Question

In the circuit shown, the charge on $5\mathrm{\mu F}$ the capacitor is:

• A. $5.45\mathrm{\mu C}$
• B. $18.00\mathrm{\mu C}$
• C. $10.90\mathrm{\mu C}$
• D. $16.36\mathrm{\mu C}$

Answer 1

The correct option is D

$16.36\mathrm{\mu C}$

Step 1: Given data

From the given diagram,

$\mathrm{C}=5\mathrm{\mu F}$

${\mathrm{C}}_1=2\mathrm{\mu F}$

${\mathrm{C}}_2=4\mathrm{\mu F}$

Step 2: Calculate the voltage

Knows $\mathrm{Q}=\mathrm{CV}$, where $\mathrm{Q}=$Charge, $C=$Capacitor, and $V=$Voltage.
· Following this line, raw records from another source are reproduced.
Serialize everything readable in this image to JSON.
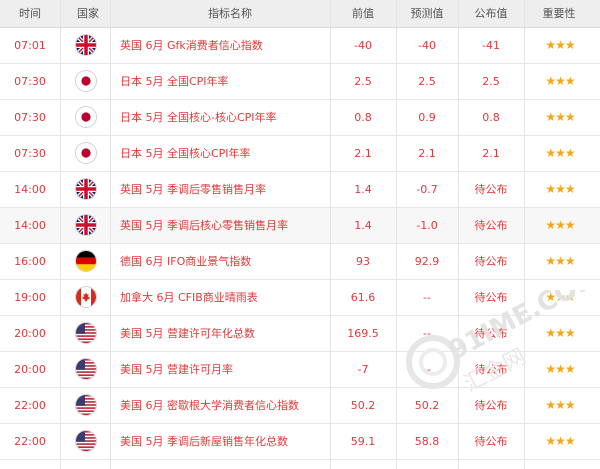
{
  "header": {
    "time": "时间",
    "country": "国家",
    "indicator": "指标名称",
    "previous": "前值",
    "forecast": "预测值",
    "actual": "公布值",
    "importance": "重要性"
  },
  "rows": [
    {
      "time": "07:01",
      "flag": "uk-flag-icon",
      "name": "英国 6月 Gfk消费者信心指数",
      "previous": "-40",
      "forecast": "-40",
      "actual": "-41",
      "stars": "★★★"
    },
    {
      "time": "07:30",
      "flag": "japan-flag-icon",
      "name": "日本 5月 全国CPI年率",
      "previous": "2.5",
      "forecast": "2.5",
      "actual": "2.5",
      "stars": "★★★"
    },
    {
      "time": "07:30",
      "flag": "japan-flag-icon",
      "name": "日本 5月 全国核心-核心CPI年率",
      "previous": "0.8",
      "forecast": "0.9",
      "actual": "0.8",
      "stars": "★★★"
    },
    {
      "time": "07:30",
      "flag": "japan-flag-icon",
      "name": "日本 5月 全国核心CPI年率",
      "previous": "2.1",
      "forecast": "2.1",
      "actual": "2.1",
      "stars": "★★★"
    },
    {
      "time": "14:00",
      "flag": "uk-flag-icon",
      "name": "英国 5月 季调后零售销售月率",
      "previous": "1.4",
      "forecast": "-0.7",
      "actual": "待公布",
      "stars": "★★★"
    },
    {
      "time": "14:00",
      "flag": "uk-flag-icon",
      "name": "英国 5月 季调后核心零售销售月率",
      "previous": "1.4",
      "forecast": "-1.0",
      "actual": "待公布",
      "stars": "★★★"
    },
    {
      "time": "16:00",
      "flag": "germany-flag-icon",
      "name": "德国 6月 IFO商业景气指数",
      "previous": "93",
      "forecast": "92.9",
      "actual": "待公布",
      "stars": "★★★"
    },
    {
      "time": "19:00",
      "flag": "canada-flag-icon",
      "name": "加拿大 6月 CFIB商业晴雨表",
      "previous": "61.6",
      "forecast": "--",
      "actual": "待公布",
      "stars": "★★★"
    },
    {
      "time": "20:00",
      "flag": "usa-flag-icon",
      "name": "美国 5月 营建许可年化总数",
      "previous": "169.5",
      "forecast": "--",
      "actual": "待公布",
      "stars": "★★★"
    },
    {
      "time": "20:00",
      "flag": "usa-flag-icon",
      "name": "美国 5月 营建许可月率",
      "previous": "-7",
      "forecast": "--",
      "actual": "待公布",
      "stars": "★★★"
    },
    {
      "time": "22:00",
      "flag": "usa-flag-icon",
      "name": "美国 6月 密歇根大学消费者信心指数",
      "previous": "50.2",
      "forecast": "50.2",
      "actual": "待公布",
      "stars": "★★★"
    },
    {
      "time": "22:00",
      "flag": "usa-flag-icon",
      "name": "美国 5月 季调后新屋销售年化总数",
      "previous": "59.1",
      "forecast": "58.8",
      "actual": "待公布",
      "stars": "★★★"
    }
  ],
  "watermark": {
    "text": "91IME.COM",
    "subtext": "汇金网"
  },
  "colors": {
    "value_red": "#e03a3a",
    "star_gold": "#f2a81b",
    "header_bg": "#eeeeee",
    "alt_row_bg": "#f7f7f7"
  }
}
Therefore, the total charge:

$$\begin{gathered} \Rightarrow \mathrm{Q}={\mathrm{q}}_1+{\mathrm{q}}_2 \\ \Rightarrow \mathrm{C}\times \mathrm{V}={\mathrm{c}}_1\times {\mathrm{v}}_1+{\mathrm{c}}_2\times {\mathrm{v}}_2 \\ \Rightarrow 5\times {\mathrm{V}}_0=2\times \left(6-{\mathrm{V}}_0\right)+4\times \left(6-{\mathrm{V}}_0\right) \\ \Rightarrow 5{\mathrm{V}}_0=12-2{\mathrm{V}}_0+24-4{\mathrm{V}}_0 \end{gathered}$$

Simplify further,

$$\begin{gathered} \Rightarrow 5{\mathrm{V}}_0=36-6{\mathrm{V}}_0 \\ \Rightarrow 5{\mathrm{V}}_0+6{\mathrm{V}}_0=36 \\ \Rightarrow 11{\mathrm{V}}_0=36 \\ \Rightarrow {\mathrm{V}}_0=\frac{36}{11} \end{gathered}$$

Step 3: Calculate the charge on $5\mathrm{\mu F}$capacitor

Now, calculate the charge on $5\mathrm{\mu F}$capacitor

$$\begin{gathered} \mathrm{Q}={\mathrm{CV}}_0 \\ \mathrm{Q}=5{\mathrm{V}}_0 \\ \mathrm{Q}=5\times \frac{36}{11} \\ \mathrm{Q}=\frac{180}{11} \\ \mathrm{Q}=16.36\mathrm{\mu C} \end{gathered}$$

The charge on $5\mathrm{\mu F}$ capacitor is $\mathrm{Q}=16.36\mathrm{\mu C}$

Hence, the option $\left(\mathrm{D}\right)$ is correct.